|Title||Optimizing design to estimate genetic correlations between environments with common environmental effects|
|Author(s)||Lozano-Jaramillo, Maria; Komen, Hans; Wientjes, Yvonne C.J.; Mulder, Han A.; Bastiaansen, John W.M.|
|Source||Journal of Animal Science 98 (2020)2. - ISSN 0021-8812|
Animal Breeding and Genomics
|Publication type||Refereed Article in a scientific journal|
|Keyword(s)||breeding programs - genetic correlation - genotype by environment interaction - population structure|
Breeding programs for different species aim to improve performance by testing members of full-sib (FS) and half-sib (HS) families in different environments. When genotypes respond differently to changes in the environment, this is defined as genotype by environment (G × E) interaction.

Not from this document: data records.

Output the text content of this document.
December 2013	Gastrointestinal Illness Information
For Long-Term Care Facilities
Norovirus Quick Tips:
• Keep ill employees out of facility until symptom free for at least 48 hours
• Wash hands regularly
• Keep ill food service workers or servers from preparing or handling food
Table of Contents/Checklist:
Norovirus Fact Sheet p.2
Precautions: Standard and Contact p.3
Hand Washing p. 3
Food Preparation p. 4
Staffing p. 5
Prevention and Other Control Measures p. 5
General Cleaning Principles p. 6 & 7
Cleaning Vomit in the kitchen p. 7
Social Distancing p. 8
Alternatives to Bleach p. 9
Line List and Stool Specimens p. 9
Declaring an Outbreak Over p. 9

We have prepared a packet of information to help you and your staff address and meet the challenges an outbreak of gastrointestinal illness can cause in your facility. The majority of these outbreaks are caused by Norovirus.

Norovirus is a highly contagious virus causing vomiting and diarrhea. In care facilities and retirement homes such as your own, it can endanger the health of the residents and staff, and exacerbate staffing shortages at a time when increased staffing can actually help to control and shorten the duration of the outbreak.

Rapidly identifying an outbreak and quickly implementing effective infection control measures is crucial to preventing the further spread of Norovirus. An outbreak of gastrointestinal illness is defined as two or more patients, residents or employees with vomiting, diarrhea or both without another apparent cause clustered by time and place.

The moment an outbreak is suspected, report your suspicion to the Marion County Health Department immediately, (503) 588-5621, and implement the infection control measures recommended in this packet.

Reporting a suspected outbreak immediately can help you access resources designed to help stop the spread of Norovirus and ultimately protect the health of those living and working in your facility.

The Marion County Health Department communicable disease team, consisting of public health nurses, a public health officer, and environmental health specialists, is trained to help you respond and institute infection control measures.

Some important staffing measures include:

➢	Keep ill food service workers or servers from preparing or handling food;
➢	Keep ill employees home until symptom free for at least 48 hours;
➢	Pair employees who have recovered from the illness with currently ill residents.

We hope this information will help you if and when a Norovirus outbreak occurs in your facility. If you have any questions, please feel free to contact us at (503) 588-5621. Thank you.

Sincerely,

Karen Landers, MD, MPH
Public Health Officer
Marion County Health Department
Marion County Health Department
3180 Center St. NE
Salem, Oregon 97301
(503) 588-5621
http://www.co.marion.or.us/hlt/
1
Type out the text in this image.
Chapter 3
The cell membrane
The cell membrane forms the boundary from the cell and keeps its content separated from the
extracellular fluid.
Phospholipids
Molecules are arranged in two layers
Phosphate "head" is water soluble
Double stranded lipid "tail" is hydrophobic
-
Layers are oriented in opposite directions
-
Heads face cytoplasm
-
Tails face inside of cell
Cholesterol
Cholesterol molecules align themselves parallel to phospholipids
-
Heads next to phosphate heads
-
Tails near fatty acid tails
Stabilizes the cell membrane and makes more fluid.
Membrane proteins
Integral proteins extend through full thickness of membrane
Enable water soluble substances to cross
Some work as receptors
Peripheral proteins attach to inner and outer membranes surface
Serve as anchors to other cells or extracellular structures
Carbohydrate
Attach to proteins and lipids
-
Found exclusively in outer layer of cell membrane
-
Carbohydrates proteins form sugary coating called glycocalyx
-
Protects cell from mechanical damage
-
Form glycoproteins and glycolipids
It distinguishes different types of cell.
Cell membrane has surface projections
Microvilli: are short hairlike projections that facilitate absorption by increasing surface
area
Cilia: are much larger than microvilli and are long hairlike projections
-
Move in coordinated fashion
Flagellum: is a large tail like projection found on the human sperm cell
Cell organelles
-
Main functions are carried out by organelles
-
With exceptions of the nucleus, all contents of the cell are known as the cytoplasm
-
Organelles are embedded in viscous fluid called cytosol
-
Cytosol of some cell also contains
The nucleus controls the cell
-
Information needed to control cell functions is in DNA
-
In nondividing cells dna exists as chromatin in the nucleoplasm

The presence of common environmental effects within families generates covariance between siblings, and these effects should be taken into account when estimating a genetic correlation. Therefore, an optimal design should be established to accurately estimate the genetic correlation between environments in the presence of common environmental effects. We used stochastic simulation to find the optimal population structure using a combination of FS and HS groups with different levels of common environmental effects. Results show that in a population with a constant population size of 2,000 individuals per environment, ignoring common environmental effects when they are present in the population will lead to an upward bias in the estimated genetic correlation of on average 0.3 when the true genetic correlation is 0.5. When no common environmental effects are present in the population, the lowest standard error (SE) of the estimated genetic correlation was observed with a mating ratio of one dam per sire, and 10 offspring per sire per environment. When common environmental effects are present in the population and are included in the model, the lowest SE is obtained with mating ratios of at least 5 dams per sire and with a minimum number of 10 offspring per sire per environment. We recommend that studies that aim to estimate the magnitude of G × E in pigs, chicken, and fish should acknowledge the potential presence of common environmental effects and adjust the mating ratio accordingly.